Flawed logic in resume_dslookup() may trigger assertion failures

Commit 7b2ea97e (part of !6188 (merged)) introduced a logic bug in resume_dslookup(): that function now only performs a "resolution boundary check"1 conditionally, specifically only when the previous resume_dslookup() call invoked dns_resolver_createfetch() with the nameservers argument set to something else than NULL, which may not always be the case. Skipping the "resolution boundary check" causes resume_dslookup() to chop a label off from the root name and then try to find name servers for such an invalid name; this triggers assertion failures in various locations, depending on the version:

  • main:

    ht.c:366: REQUIRE(key != ((void *)0) && keysize > 0) failed, back trace

  • v9_18:

    rbt.c:807: REQUIRE((((name)->attributes & 0x00000001) != 0 ? 1 : 0)) failed, back trace

Consider the following scenario:

  1. A validating resolver is configured to forward queries to another resolver that returns broken DS responses that trigger DS chasing.

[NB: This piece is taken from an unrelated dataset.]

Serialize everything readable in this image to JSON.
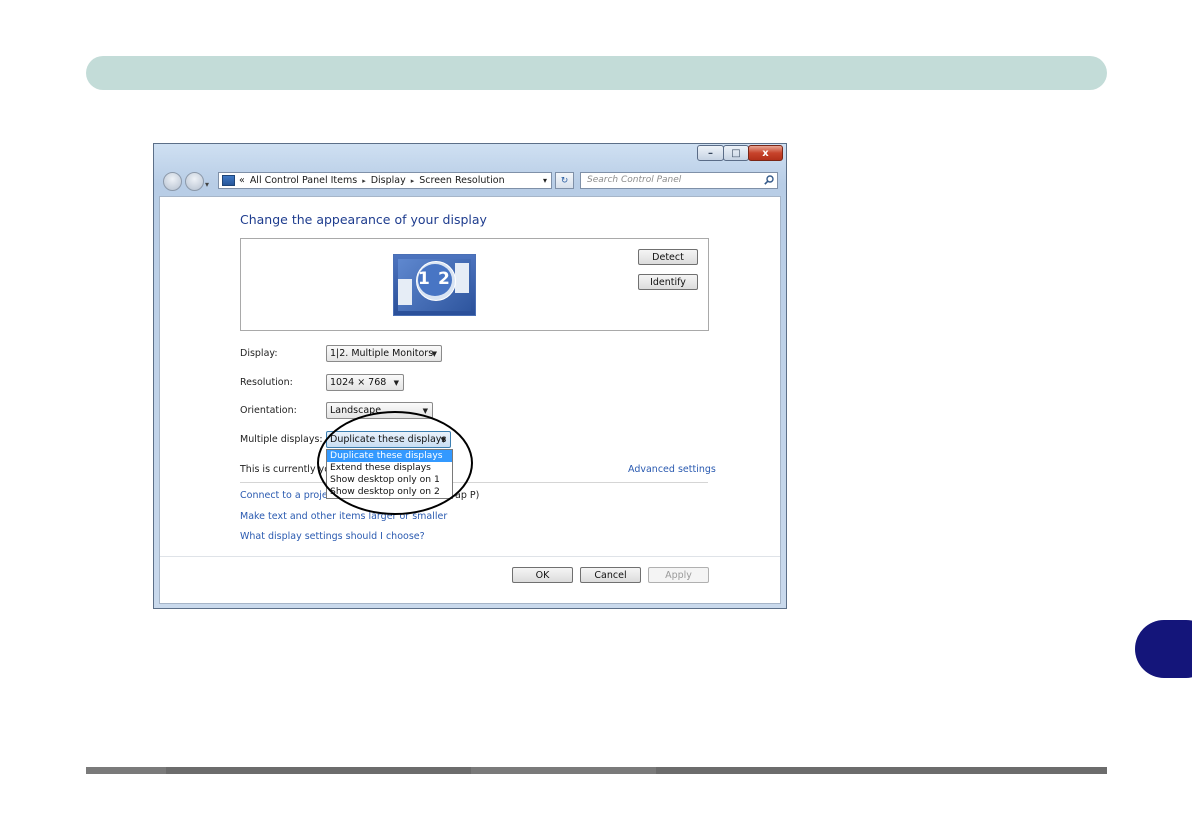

  2. rctx_chaseds() calls dns_resolver_createfetch() with the nameservers argument set to NULL (note that a prerequisite for this is that forward only; has to be in effect for the part of the tree that the QNAME, i.e. the owner name of the DS record being chased with one label chopped off, belongs to).

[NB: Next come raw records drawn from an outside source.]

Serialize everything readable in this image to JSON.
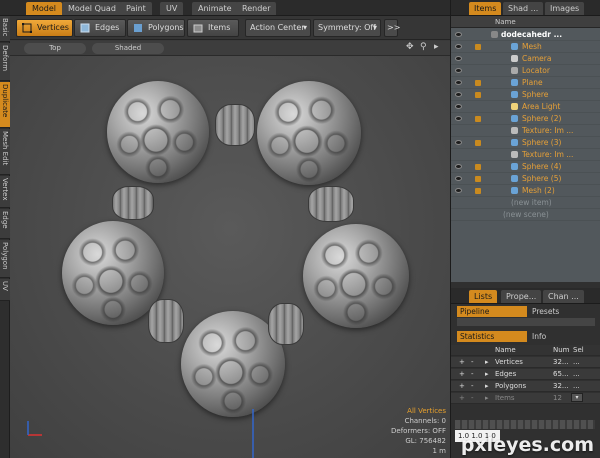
{
  "mode_tabs": [
    "Model",
    "Model Quad",
    "Paint",
    "UV",
    "Animate",
    "Render"
  ],
  "active_mode": "Model",
  "toolbar": {
    "vertices": "Vertices",
    "edges": "Edges",
    "polygons": "Polygons",
    "items": "Items",
    "action_center": "Action Center",
    "symmetry": "Symmetry: Off",
    "more": ">>"
  },
  "left_tabs": [
    "Basic",
    "Deform",
    "Duplicate",
    "Mesh Edit",
    "Vertex",
    "Edge",
    "Polygon",
    "UV"
  ],
  "active_left_tab": "Duplicate",
  "viewport": {
    "view": "Top",
    "shading": "Shaded",
    "info": {
      "selection": "All Vertices",
      "channels": "Channels: 0",
      "deformers": "Deformers: OFF",
      "gl": "GL: 756482",
      "scale": "1 m"
    }
  },
  "right_tabs": [
    "Items",
    "Shad ...",
    "Images"
  ],
  "item_list": {
    "col_name": "Name",
    "items": [
      {
        "label": "dodecahedr ...",
        "type": "group",
        "indent": 0
      },
      {
        "label": "Mesh",
        "type": "mesh",
        "indent": 1
      },
      {
        "label": "Camera",
        "type": "camera",
        "indent": 1
      },
      {
        "label": "Locator",
        "type": "locator",
        "indent": 1
      },
      {
        "label": "Plane",
        "type": "mesh",
        "indent": 1
      },
      {
        "label": "Sphere",
        "type": "mesh",
        "indent": 1
      },
      {
        "label": "Area Light",
        "type": "light",
        "indent": 1
      },
      {
        "label": "Sphere (2)",
        "type": "mesh",
        "indent": 1
      },
      {
        "label": "Texture: Im ...",
        "type": "texture",
        "indent": 1
      },
      {
        "label": "Sphere (3)",
        "type": "mesh",
        "indent": 1
      },
      {
        "label": "Texture: Im ...",
        "type": "texture",
        "indent": 1
      },
      {
        "label": "Sphere (4)",
        "type": "mesh",
        "indent": 1
      },
      {
        "label": "Sphere (5)",
        "type": "mesh",
        "indent": 1
      },
      {
        "label": "Mesh (2)",
        "type": "mesh",
        "indent": 1
      }
    ],
    "new_item": "(new item)",
    "new_scene": "(new scene)"
  },
  "bottom_tabs": [
    "Lists",
    "Prope...",
    "Chan ..."
  ],
  "pipeline_tabs": [
    "Pipeline",
    "Presets"
  ],
  "stat_tabs": [
    "Statistics",
    "Info"
  ],
  "stats": {
    "headers": [
      "Name",
      "Num",
      "Sel"
    ],
    "rows": [
      {
        "name": "Vertices",
        "num": "32...",
        "sel": "..."
      },
      {
        "name": "Edges",
        "num": "65...",
        "sel": "..."
      },
      {
        "name": "Polygons",
        "num": "32...",
        "sel": "..."
      },
      {
        "name": "Items",
        "num": "12",
        "sel": "..."
      }
    ]
  },
  "swatch": "1.0 1.0 1.0",
  "watermark": "pxleyes.com"
}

  3. The fetch fails, so resume_dslookup() is called. Due to fevent->result being set to e.g. DNS_R_SERVFAIL, the default branch is taken in the switch statement.

  4. Since nameservers was set to NULL for the fetch which caused the resume_dslookup() callback to be invoked (fctx->nsfetch->private->nameservers), resume_dslookup() chops one label off fctx->nsname and calls dns_resolver_createfetch() again, for a name containing one label less.

  5. Steps 3-4 are repeated (i.e. all attempts to find the name servers authoritative for the DS RRset being chased fail) until fctx->nsname becomes stripped down the the root name (.).

  6. Since the dns_name_equal(fctx->nsname, domain) check is not performed, resume_dslookup() strips a label off the root name and continues its attempts at finding the name servers authoritative for the DS RRset being chased, passing an invalid name to dns_resolver_createfetch(). 💥

The scenario above is possible to reproduce reliably, though writing a test for it would be very cumbersome because it would involve implementing a DNS server that returns broken DS responses for some zones while also returning correct responses to other queries, plus some of the data would have to be properly DNSSEC-signed.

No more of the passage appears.